COEUR d'ALENE - The pile of trash mounted at the Third Street boat launch near the base of Tubbs Hill had passersby marveling in disgust.
Some would stop and frown, some whistled to show they were impressed, yet others just shook their heads as they hoofed by to the hiking trails.
All of them, though, noticed.
Soda cans, beer cans - lots of beer cans - a grill, a shoe sole, glass bottles and, well, more beer cans - the collection came from the bottom of Lake Coeur d'Alene.
"People just don't understand what they do when they throw things in the lake," Brian Meehan said as he stopped to take in the heaping sight. "I'm sure that's just a tiny, tiny portion of it, unfortunately."
Meehan's right, it's just a sample, pulled out by 10 good-willed scuba divers Sunday on an underwater trash collection trip organized by the diving business, Tom's Diving Adventures.
"It gets pretty ugly out there," said Tim McCall, owner of the diving business.
But, he added, every little bit helps.
And while the annual diving tradition, in it's ninth year now, can't clean every speck off the lake bottom, divers do get a satisfaction knowing they've played a part in beautifying the body of water locals - not to mention tourists - hold so dear.
Plus, they said, it's fun. Any reason to get underwater is a good one. Who knew chores could be so fun?

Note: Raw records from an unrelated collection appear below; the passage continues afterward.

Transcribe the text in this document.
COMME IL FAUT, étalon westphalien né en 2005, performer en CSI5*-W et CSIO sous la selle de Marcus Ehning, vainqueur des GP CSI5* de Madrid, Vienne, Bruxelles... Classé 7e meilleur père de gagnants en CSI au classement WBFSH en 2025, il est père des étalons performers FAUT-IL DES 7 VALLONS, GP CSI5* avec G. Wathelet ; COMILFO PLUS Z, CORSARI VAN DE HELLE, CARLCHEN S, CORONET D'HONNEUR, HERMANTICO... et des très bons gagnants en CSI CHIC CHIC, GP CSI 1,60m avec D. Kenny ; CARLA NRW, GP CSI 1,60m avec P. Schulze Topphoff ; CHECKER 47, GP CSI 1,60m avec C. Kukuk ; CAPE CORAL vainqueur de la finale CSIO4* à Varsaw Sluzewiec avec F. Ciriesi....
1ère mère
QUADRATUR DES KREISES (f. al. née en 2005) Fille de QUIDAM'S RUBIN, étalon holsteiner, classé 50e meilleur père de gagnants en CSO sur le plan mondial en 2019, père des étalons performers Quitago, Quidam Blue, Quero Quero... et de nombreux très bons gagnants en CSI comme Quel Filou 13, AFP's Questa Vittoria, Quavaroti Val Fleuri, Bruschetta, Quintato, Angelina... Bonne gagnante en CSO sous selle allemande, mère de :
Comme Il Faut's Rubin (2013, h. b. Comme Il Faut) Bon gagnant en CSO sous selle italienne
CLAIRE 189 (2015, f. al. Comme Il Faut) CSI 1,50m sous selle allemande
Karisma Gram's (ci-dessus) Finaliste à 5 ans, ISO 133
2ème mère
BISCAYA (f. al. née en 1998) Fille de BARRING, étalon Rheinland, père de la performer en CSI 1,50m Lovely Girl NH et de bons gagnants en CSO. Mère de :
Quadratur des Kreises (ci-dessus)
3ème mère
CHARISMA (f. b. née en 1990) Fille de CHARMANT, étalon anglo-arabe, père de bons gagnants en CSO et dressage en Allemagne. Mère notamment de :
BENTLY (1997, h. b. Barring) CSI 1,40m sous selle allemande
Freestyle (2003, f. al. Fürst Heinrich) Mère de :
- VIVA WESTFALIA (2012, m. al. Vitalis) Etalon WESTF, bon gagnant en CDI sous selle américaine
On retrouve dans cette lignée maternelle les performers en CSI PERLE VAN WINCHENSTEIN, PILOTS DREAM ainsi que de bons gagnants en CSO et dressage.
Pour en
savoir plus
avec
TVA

"I hate to say it, but it was a blast," said Kay Stephens, on retrieving can after underwater can, which divers collected in sacks and then dumped into one big above-surface pile. "Isn't that ridiculous?"

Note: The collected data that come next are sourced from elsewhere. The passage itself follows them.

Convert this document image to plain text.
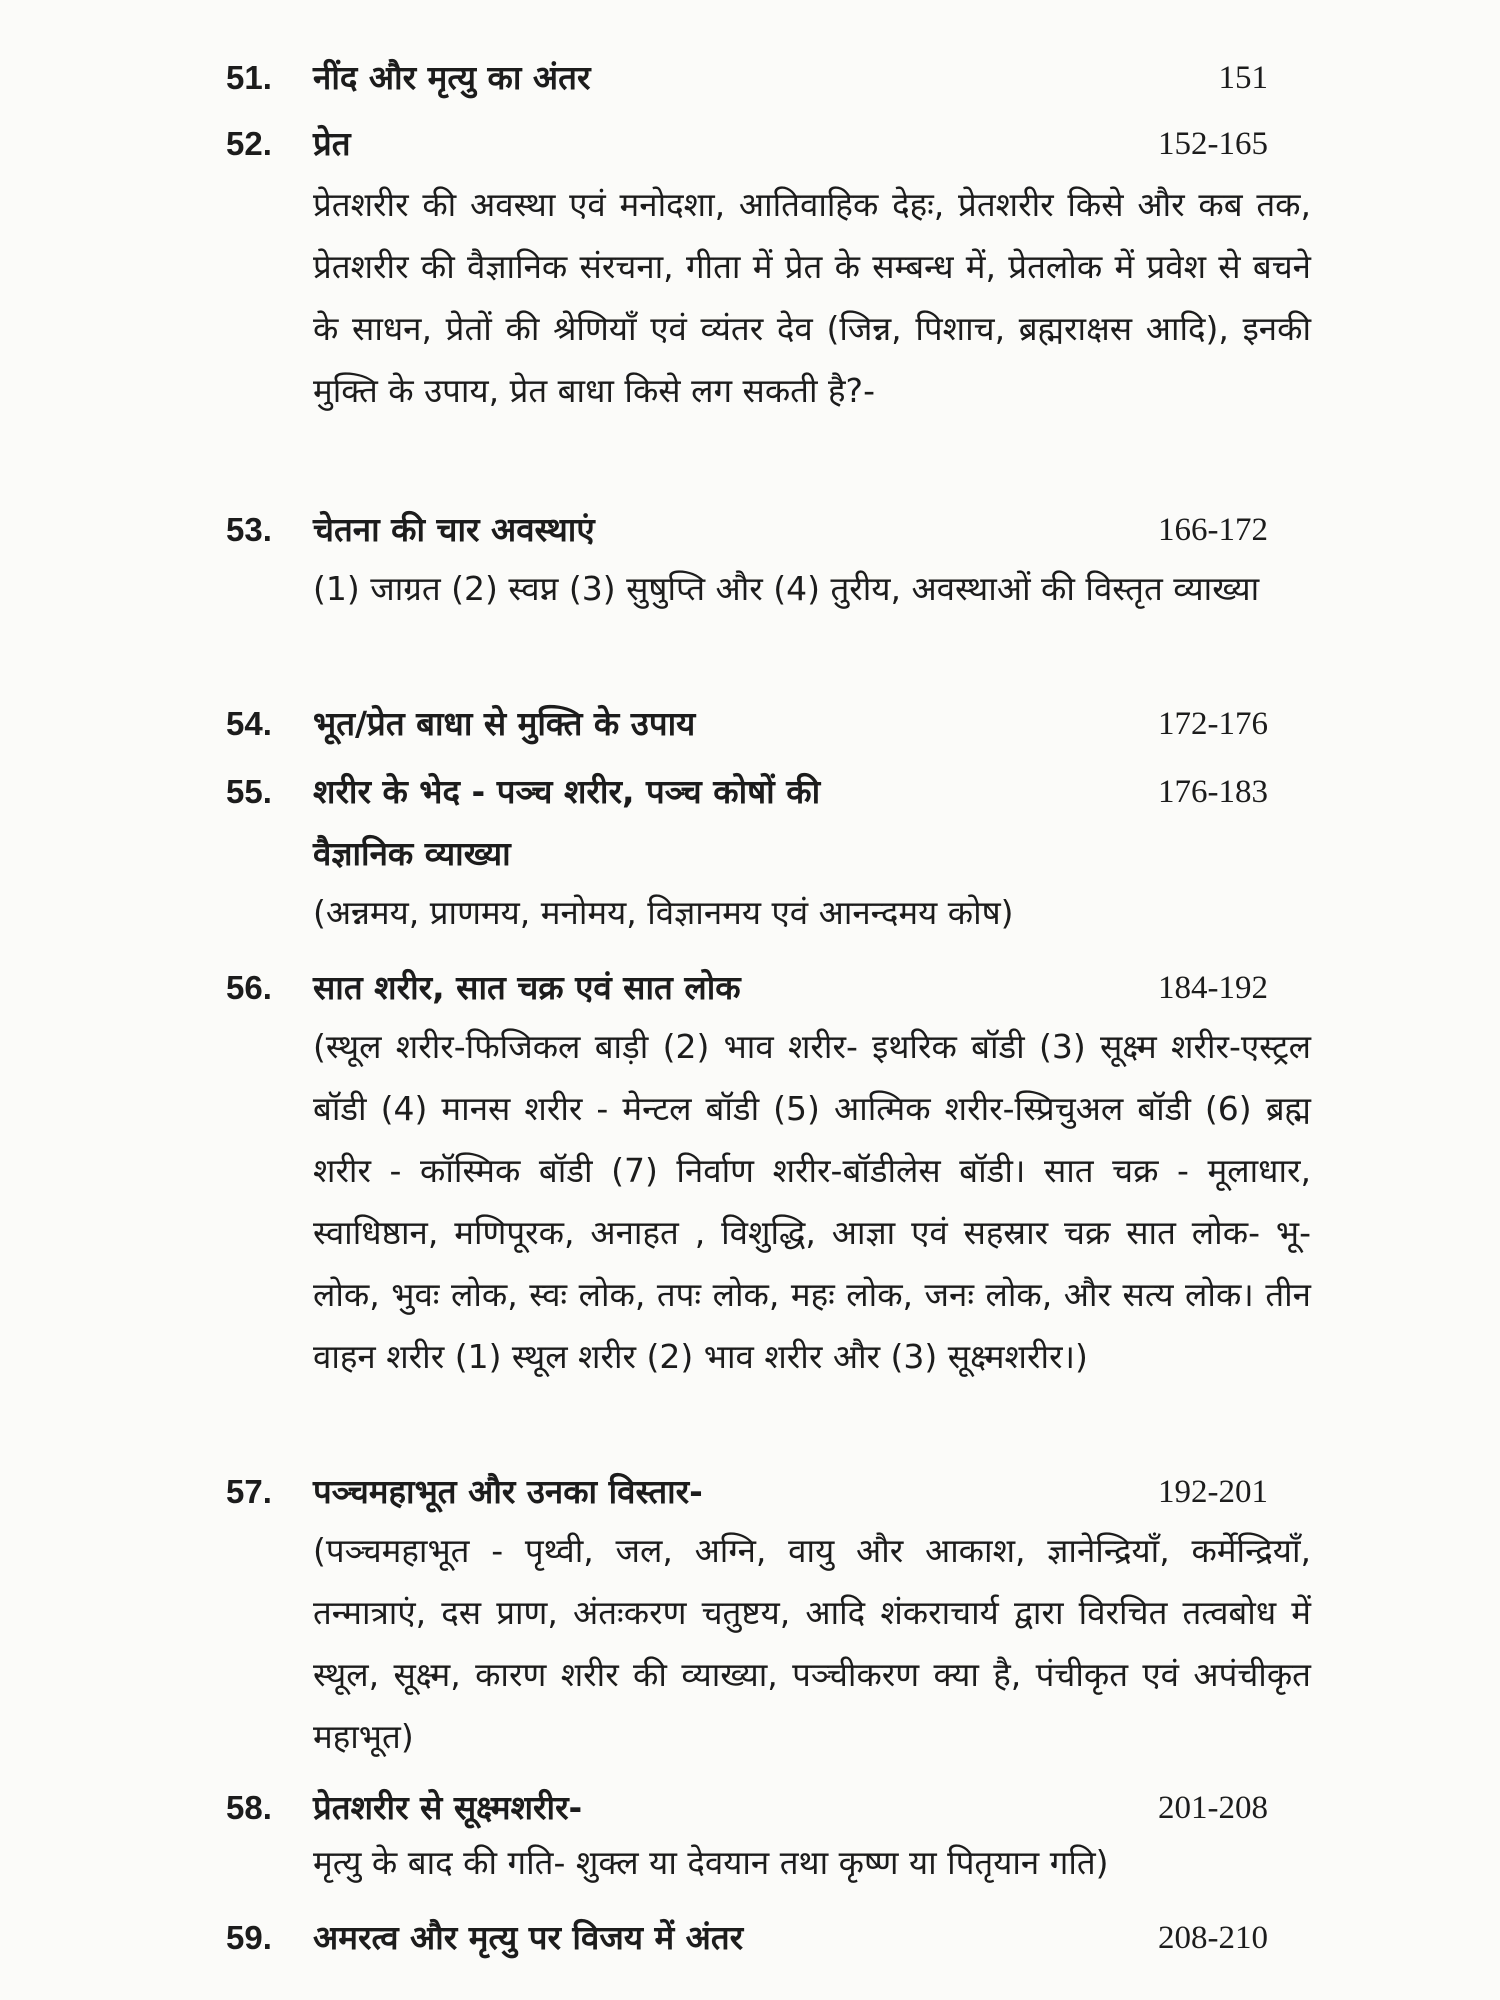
51. नींद और मृत्यु का अंतर	151
52. प्रेत	152-165
प्रेतशरीर की अवस्था एवं मनोदशा, आतिवाहिक देहः, प्रेतशरीर किसे और कब तक, प्रेतशरीर की वैज्ञानिक संरचना, गीता में प्रेत के सम्बन्ध में, प्रेतलोक में प्रवेश से बचने के साधन, प्रेतों की श्रेणियाँ एवं व्यंतर देव (जिन्न, पिशाच, ब्रह्मराक्षस आदि), इनकी मुक्ति के उपाय, प्रेत बाधा किसे लग सकती है?-
53. चेतना की चार अवस्थाएं	166-172
(1) जाग्रत (2) स्वप्न (3) सुषुप्ति और (4) तुरीय, अवस्थाओं की विस्तृत व्याख्या
54. भूत/प्रेत बाधा से मुक्ति के उपाय	172-176
55. शरीर के भेद - पञ्च शरीर, पञ्च कोषों की	176-183
वैज्ञानिक व्याख्या
(अन्नमय, प्राणमय, मनोमय, विज्ञानमय एवं आनन्दमय कोष)
56. सात शरीर, सात चक्र एवं सात लोक	184-192
(स्थूल शरीर-फिजिकल बाड़ी (2) भाव शरीर- इथरिक बॉडी (3) सूक्ष्म शरीर-एस्ट्रल बॉडी (4) मानस शरीर - मेन्टल बॉडी (5) आत्मिक शरीर-स्प्रिचुअल बॉडी (6) ब्रह्म शरीर - कॉस्मिक बॉडी (7) निर्वाण शरीर-बॉडीलेस बॉडी। सात चक्र - मूलाधार, स्वाधिष्ठान, मणिपूरक, अनाहत , विशुद्धि, आज्ञा एवं सहस्रार चक्र सात लोक- भू-लोक, भुवः लोक, स्वः लोक, तपः लोक, महः लोक, जनः लोक, और सत्य लोक। तीन वाहन शरीर (1) स्थूल शरीर (2) भाव शरीर और (3) सूक्ष्मशरीर।)
57. पञ्चमहाभूत और उनका विस्तार-	192-201
(पञ्चमहाभूत - पृथ्वी, जल, अग्नि, वायु और आकाश, ज्ञानेन्द्रियाँ, कर्मेन्द्रियाँ, तन्मात्राएं, दस प्राण, अंतःकरण चतुष्टय, आदि शंकराचार्य द्वारा विरचित तत्वबोध में स्थूल, सूक्ष्म, कारण शरीर की व्याख्या, पञ्चीकरण क्या है, पंचीकृत एवं अपंचीकृत महाभूत)
58. प्रेतशरीर से सूक्ष्मशरीर-	201-208
मृत्यु के बाद की गति- शुक्ल या देवयान तथा कृष्ण या पितृयान गति)
59. अमरत्व और मृत्यु पर विजय में अंतर	208-210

Divers stuck to the marina area, reaching depths of 20 feet or so. Seeing the lake from below gives a person a completely different outlook, they said.
There are automobiles sunk down there, boats too, of course, and funny how divers find lots of articles of clothing around the base of Tubbs Hill - leftovers from striping down and jumping in, perhaps.
"There's a sailboat out there and one of the hydroplanes," McCall said, pointing out toward the water. "Well, a shell of it."
While a beer can is less impressive, bring up enough of them and you could have the size of a Buick or, heaven forbid, a yacht.
"You think, 'It's just one can, just one bottle,'" Meehan said, looking down at the heap of trash. "And then look at that."